Le complexe de l’enfant parfait! (ou presque)

Je ne sais pas si je suis la seule à ressentir cela, toujours est-il que je n’ai encore pas lu de billet à ce propos sur des blogs (enfin j’ai pas fait de recherche non plus!).

Donc, qu’entends-je par ce complexe puisque mon enfant étant bien réel, il n’est donc pas parfait. Oui, mais à mes yeux si! en fait, il est trop parfait. Ça ne signifie pas qu’il n’a pas de défauts: il est très bruyant, entêté et assez peu enclin à la frustration ( cette phrase c’est juste pour prouver que je suis un minimum objective!).

Pour résumer, sa perfection ne vient pas de ce qu’il est réellement, mais de la façon dont je le reçois. En fait, il est tout ce que je ne suis pas (et n’étais pas petite)!
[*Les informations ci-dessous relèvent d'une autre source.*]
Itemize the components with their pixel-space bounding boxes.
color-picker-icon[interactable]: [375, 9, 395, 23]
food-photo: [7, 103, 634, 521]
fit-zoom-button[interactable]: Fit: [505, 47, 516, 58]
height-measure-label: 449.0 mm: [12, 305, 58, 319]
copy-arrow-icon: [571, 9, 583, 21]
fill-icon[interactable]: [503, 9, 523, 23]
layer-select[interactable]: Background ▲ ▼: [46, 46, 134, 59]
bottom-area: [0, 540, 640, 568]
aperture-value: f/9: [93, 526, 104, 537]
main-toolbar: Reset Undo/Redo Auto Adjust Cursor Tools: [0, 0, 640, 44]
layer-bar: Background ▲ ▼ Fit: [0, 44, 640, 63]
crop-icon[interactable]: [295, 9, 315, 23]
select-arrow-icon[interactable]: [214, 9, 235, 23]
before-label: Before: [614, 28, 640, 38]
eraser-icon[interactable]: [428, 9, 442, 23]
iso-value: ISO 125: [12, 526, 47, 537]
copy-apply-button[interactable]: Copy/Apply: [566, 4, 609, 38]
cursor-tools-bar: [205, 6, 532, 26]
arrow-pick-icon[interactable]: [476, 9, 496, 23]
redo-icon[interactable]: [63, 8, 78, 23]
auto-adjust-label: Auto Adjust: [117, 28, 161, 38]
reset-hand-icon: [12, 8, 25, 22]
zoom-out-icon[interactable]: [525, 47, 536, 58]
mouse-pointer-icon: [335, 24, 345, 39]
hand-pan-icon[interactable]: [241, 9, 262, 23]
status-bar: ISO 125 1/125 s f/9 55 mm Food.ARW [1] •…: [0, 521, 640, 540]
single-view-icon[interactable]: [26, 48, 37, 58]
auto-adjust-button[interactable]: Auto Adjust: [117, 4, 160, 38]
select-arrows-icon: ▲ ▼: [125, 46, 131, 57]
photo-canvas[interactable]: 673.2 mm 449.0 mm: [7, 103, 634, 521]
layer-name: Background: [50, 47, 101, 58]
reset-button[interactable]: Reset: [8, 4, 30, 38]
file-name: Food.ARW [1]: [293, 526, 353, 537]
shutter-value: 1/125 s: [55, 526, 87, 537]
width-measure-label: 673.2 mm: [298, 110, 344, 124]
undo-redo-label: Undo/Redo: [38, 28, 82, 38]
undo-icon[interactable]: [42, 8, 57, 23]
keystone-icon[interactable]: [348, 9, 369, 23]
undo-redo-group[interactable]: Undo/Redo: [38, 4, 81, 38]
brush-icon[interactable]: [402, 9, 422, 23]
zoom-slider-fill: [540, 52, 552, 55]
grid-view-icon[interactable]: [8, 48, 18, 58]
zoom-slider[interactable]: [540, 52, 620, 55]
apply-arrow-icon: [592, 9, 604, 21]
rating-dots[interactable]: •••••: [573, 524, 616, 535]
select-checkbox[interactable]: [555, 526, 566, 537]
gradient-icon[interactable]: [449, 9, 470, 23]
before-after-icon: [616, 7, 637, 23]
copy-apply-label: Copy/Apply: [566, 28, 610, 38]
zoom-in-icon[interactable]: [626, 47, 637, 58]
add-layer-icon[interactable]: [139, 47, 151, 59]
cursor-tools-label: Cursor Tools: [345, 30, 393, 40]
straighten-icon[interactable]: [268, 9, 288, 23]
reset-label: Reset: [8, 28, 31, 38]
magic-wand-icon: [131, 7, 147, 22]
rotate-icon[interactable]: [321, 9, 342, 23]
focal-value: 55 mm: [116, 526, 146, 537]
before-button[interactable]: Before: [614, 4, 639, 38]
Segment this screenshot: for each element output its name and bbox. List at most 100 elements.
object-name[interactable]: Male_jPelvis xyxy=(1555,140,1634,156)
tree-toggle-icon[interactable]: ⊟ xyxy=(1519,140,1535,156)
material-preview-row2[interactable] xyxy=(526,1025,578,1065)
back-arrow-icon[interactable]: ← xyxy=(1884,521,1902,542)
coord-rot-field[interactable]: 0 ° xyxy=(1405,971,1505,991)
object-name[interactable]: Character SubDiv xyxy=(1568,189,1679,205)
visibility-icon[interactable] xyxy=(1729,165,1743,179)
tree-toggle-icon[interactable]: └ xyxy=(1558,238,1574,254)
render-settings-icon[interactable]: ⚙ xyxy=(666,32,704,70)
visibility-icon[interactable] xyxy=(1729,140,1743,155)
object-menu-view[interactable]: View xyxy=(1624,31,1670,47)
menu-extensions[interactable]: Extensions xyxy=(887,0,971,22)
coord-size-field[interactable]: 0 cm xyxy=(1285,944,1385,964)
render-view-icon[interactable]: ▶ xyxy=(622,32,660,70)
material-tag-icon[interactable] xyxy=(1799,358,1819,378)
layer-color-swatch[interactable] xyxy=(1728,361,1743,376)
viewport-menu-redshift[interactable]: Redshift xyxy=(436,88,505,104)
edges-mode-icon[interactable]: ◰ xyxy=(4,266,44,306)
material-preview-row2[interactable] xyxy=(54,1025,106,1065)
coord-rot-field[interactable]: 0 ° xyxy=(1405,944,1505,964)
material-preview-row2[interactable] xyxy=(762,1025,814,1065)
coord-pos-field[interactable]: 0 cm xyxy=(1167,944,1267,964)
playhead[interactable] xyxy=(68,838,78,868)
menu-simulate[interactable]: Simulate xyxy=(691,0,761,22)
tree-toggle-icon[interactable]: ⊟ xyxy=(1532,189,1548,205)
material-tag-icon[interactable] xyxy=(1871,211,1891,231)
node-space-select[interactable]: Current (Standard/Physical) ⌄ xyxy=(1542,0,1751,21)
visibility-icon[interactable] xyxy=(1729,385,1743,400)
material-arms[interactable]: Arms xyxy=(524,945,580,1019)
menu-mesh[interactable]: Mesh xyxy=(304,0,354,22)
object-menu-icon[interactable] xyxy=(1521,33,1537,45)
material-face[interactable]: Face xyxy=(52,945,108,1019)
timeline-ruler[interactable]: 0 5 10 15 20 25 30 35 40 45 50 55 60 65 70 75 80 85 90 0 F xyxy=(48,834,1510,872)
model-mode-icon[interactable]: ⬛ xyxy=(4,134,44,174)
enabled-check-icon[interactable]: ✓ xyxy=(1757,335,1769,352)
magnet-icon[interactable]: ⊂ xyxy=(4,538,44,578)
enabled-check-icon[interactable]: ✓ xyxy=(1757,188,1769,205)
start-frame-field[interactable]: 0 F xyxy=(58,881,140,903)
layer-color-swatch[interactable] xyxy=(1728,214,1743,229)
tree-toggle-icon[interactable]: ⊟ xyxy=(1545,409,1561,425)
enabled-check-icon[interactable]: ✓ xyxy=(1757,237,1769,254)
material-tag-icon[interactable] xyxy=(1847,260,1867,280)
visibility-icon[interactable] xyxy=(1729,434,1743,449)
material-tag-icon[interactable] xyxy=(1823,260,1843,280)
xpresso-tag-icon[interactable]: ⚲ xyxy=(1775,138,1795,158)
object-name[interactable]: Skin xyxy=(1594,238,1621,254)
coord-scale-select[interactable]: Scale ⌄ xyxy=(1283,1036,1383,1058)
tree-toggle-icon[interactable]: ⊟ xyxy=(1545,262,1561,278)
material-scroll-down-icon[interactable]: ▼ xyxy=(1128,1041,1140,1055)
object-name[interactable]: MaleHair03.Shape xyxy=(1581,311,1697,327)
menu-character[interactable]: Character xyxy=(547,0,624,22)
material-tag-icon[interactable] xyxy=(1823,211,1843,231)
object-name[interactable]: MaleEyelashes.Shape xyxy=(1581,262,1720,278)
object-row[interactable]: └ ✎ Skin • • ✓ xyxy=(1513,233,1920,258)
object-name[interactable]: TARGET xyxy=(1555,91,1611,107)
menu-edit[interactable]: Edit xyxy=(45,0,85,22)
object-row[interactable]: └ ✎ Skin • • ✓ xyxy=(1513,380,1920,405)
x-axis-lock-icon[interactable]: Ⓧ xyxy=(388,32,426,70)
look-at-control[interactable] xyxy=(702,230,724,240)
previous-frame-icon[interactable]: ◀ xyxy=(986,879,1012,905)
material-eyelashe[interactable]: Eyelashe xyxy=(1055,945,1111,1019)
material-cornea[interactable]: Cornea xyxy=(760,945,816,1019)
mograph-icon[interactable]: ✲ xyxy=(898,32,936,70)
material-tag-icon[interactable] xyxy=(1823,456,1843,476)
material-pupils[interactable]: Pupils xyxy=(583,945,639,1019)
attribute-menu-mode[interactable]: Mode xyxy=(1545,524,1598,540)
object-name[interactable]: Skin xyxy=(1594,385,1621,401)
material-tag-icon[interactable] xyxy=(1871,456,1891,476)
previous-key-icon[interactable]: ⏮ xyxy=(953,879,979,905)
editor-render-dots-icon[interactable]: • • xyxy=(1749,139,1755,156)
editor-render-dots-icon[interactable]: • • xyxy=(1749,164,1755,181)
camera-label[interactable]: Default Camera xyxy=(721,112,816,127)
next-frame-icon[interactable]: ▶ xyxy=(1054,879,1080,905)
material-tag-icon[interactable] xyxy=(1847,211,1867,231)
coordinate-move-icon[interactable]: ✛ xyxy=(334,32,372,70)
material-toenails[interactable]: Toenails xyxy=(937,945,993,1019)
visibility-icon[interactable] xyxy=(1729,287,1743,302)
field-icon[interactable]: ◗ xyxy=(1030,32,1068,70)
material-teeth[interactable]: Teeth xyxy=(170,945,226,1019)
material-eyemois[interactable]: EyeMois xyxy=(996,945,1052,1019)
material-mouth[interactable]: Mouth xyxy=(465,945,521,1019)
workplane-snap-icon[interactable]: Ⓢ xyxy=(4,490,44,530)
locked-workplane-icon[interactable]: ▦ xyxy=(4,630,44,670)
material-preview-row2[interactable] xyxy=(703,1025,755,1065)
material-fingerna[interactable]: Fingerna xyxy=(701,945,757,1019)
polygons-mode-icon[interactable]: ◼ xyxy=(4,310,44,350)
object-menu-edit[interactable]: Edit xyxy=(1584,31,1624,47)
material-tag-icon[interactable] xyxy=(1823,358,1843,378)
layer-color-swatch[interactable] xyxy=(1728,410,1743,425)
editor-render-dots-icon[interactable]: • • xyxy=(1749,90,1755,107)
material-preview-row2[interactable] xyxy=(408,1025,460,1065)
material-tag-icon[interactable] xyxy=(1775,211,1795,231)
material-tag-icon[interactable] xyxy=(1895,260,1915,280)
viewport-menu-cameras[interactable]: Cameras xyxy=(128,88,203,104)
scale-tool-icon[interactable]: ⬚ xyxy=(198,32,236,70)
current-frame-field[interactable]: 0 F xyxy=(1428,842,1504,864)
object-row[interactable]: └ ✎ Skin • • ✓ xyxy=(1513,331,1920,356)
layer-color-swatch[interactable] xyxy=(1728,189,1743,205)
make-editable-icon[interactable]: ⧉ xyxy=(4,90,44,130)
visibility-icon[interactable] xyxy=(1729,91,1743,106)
Il est calme (bon de ce point de vue j’étais carrément molle) mais très vif, il a un sourire permanent accroché au visage, il adore faire rire, il est très extraverti, il ne se vexe pas, et ne fait pas de colères (enfin disons qu’il pleure 15 secondes montre en main et il passe à autre chose), il aime les gens, n’a peur de rien, et semble avoir une confiance totale en la vie. Il est ce qu’on appelle un enfant facile (je dirais même ultra facile depuis qu’il a décidé de faire ses nuits).

Alors de quoi je me plains? Bon, d’abord, je ne me plains pas, soyons clairs, je savoure ma chance et j’en suis reconnaissante. Mais je ne peux m’empêcher de me sentir nulle très souvent.

Je doute de ce que je pourrais lui apporter, j’ai l’impression que les rôles sont inversés et que c’est lui qui me montre le chemin. Je me rappelle encore du regard qu’il posait sur moi à la maternité, j’y voyais un avertissement, une injonction à faire du mieux que je pourrais. On a passé une première année assez difficile (en vrai c’était vraiment très dur) mais je servais à quelque chose (le nourrir déjà, mais aussi, le rassurer la nuit -quoi je suis folle???).

Maintenant, je fais face à un bambin de 20 mois, qui ne veut qu’une chose, découvrir le monde et profiter de la vie. Il me donne l’impression d’être inébranlable, fait de béton armé! La vérité, c’est que le petit garçon que je décris, c’est tout le portrait de son père (enfin les qualités, mon mari a également des défauts!), si j’avais pu décrire l’enfant idéal, ç’aurait été lui. Tant dans ce qu’il a de plus doux, que dans ce que certains voient comme des défauts (l’enfant qui court partout, escalade tout et ne tient pas en place, c’est le mien ;-))

Je ne me sens pas à la hauteur, et ce sentiment me fait peur, parce qu’il n’est pas très sain. Je ne sais pas comment faire pour changer mon point de vue par rapport à ça. Une fois encore, ce n’est pas la fierté mal placée d’une mère qui parle (bien que je sois aussi fière de lui hein). Mon enfant n’est pas mieux qu’un autre, il est juste parfaitement adapté à moi, comme une « âme sœur ».

Du coup, bien évidemment, j’ai très peur de moins bien m’entendre avec son petit frère qui arrive, comme si personne ne pourrait jamais l’égaler, et dans le même temps, je me mets à espérer que ce second enfant me fera vraiment sentir maman.

Une fois n’est pas coutume, ce post est réellement décousu, mais si vous avez compris mon propos et souhaitez apporter votre pierre à l’édifice, merci!